12.3 in that case we are denying the ‘&&’ condition of the return statement, so we are considering only the first and the last char to say if a string is a palindrome or not. Our test will pass and so the change SURVIVED
Solution for 12.* add a test to verify also when a string (with length > 2) is not a palindrome.
@Test
@DisplayName("Passing empty string to isPalindrome must return true")
public void when_empty_pal() {
Palindrome fb = new Palindrome();
assertTrue(fb.isPalindrome(""));
}
@Test
@DisplayName("Passing mario string to isPalindrome must return false")
public void when_not_pal() {
Palindrome fb = new Palindrome();
assertFalse(fb.isPalindrome("mario"));
}
@Test
@DisplayName("Passing neon string to isPalindrome must return false")
public void whenNearPalindrom_thanReject(){
Palindrome palindromeTester = new Palindrome();
assertFalse(palindromeTester.isPalindrome("neon"));
}
Note that the last test on “neon” is required to also kill mutation in the second part of the return condition.

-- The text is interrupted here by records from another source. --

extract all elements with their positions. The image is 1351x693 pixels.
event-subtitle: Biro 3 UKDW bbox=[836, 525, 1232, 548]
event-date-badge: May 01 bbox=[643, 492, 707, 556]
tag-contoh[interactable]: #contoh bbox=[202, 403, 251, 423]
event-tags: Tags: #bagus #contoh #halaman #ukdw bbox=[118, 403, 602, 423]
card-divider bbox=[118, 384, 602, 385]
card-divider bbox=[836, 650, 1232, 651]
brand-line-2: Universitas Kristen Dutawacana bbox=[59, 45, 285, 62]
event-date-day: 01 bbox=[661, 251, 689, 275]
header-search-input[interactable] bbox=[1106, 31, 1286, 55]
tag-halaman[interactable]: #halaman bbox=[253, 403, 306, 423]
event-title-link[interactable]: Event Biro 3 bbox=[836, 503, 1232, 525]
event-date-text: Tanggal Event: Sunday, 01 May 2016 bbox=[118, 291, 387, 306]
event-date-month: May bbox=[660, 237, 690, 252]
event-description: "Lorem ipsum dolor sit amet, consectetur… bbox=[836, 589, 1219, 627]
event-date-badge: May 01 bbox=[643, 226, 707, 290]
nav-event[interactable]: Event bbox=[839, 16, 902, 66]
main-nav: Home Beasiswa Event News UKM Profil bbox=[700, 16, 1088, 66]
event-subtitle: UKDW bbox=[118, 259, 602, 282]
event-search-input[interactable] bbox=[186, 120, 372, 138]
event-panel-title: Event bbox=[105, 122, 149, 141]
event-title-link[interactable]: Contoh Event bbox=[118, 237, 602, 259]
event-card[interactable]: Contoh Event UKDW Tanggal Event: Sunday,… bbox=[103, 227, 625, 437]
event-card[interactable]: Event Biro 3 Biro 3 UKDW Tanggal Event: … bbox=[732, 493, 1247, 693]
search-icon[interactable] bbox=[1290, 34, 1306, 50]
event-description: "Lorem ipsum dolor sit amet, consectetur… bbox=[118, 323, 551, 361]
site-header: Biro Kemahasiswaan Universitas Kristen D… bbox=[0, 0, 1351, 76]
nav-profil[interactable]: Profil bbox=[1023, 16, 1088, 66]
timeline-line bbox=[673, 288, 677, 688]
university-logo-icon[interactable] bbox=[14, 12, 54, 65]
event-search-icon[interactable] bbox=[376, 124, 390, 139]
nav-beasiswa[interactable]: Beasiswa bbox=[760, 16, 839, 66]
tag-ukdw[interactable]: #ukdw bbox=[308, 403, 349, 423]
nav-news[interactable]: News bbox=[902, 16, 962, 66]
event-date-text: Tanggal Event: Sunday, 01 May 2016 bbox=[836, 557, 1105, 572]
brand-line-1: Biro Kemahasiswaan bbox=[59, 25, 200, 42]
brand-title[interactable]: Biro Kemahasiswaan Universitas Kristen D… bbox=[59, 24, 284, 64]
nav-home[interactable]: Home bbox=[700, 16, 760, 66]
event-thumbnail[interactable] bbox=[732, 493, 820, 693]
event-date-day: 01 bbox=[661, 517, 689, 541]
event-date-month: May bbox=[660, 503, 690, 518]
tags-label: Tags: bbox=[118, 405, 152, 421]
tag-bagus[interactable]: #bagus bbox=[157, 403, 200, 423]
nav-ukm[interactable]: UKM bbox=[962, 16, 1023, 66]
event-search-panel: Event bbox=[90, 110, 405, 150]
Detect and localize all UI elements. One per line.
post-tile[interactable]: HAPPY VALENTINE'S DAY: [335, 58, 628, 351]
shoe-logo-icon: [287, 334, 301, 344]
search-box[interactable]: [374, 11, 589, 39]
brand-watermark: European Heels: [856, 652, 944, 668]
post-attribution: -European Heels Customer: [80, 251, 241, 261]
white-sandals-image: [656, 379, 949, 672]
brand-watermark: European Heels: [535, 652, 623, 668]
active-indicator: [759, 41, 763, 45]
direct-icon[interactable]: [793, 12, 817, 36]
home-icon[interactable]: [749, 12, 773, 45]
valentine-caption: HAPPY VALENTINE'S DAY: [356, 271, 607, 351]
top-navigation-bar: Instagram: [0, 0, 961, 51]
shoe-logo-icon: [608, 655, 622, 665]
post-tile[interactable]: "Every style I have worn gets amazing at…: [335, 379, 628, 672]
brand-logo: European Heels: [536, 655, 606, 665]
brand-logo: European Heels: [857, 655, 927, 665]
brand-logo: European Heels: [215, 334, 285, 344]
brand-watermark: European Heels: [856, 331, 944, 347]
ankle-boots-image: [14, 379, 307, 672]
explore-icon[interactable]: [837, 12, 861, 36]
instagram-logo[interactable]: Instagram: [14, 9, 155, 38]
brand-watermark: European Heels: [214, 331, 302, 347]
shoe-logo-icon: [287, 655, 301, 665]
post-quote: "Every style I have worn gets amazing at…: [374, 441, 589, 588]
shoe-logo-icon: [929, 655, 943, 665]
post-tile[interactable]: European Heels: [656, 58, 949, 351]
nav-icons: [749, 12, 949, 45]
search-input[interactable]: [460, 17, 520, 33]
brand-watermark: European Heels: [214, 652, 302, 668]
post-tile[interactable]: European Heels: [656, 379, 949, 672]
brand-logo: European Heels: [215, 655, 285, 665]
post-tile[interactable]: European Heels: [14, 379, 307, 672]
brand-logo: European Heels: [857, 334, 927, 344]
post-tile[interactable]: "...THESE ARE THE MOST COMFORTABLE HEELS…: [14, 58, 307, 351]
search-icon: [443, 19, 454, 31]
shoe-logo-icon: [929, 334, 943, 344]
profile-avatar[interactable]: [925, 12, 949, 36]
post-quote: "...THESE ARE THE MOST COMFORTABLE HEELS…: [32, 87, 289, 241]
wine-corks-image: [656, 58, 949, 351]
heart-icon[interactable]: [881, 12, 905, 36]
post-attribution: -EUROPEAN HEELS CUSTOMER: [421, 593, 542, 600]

In that case, we will have 100% mutation coverage.
PIT, Java mutation tests library
There are different libraries to enable mutation testing but I think that for the Java world the best is PIT. It’ very simple to use:
First of all add
<plugin>
<groupId>org.pitest</groupId>
<artifactId>pitest-maven</artifactId>
<version>LATEST</version>
</plugin>
to your pom.xml and, if you are using Junit5, you need to add these dependency to plugin
<dependencies>
<dependency>
<groupId>org.pitest</groupId>
<artifactId>pitest-junit5-plugin</artifactId>
<version>0.12</version>
</dependency>
</dependencies>
remember to add also surfire plugin to execute test with maven
<plugin>
<groupId>org.apache.maven.plugins</groupId>
<artifactId>maven-surefire-plugin</artifactId>
<version>3.0.0-M5</version>
</plugin>
Now, you can run:
mvn test
mvn pitest:mutationCoverage
after the execution finish, you can find the report in ‘target/pit-reports’
You can find the project example here
Conclusion
What we have seen is that code coverage alone is not a good indicator of quality, we need also something to test the quality of our tests. If you put together high code coverage and mutation coverage you can have a great measure of your code quality!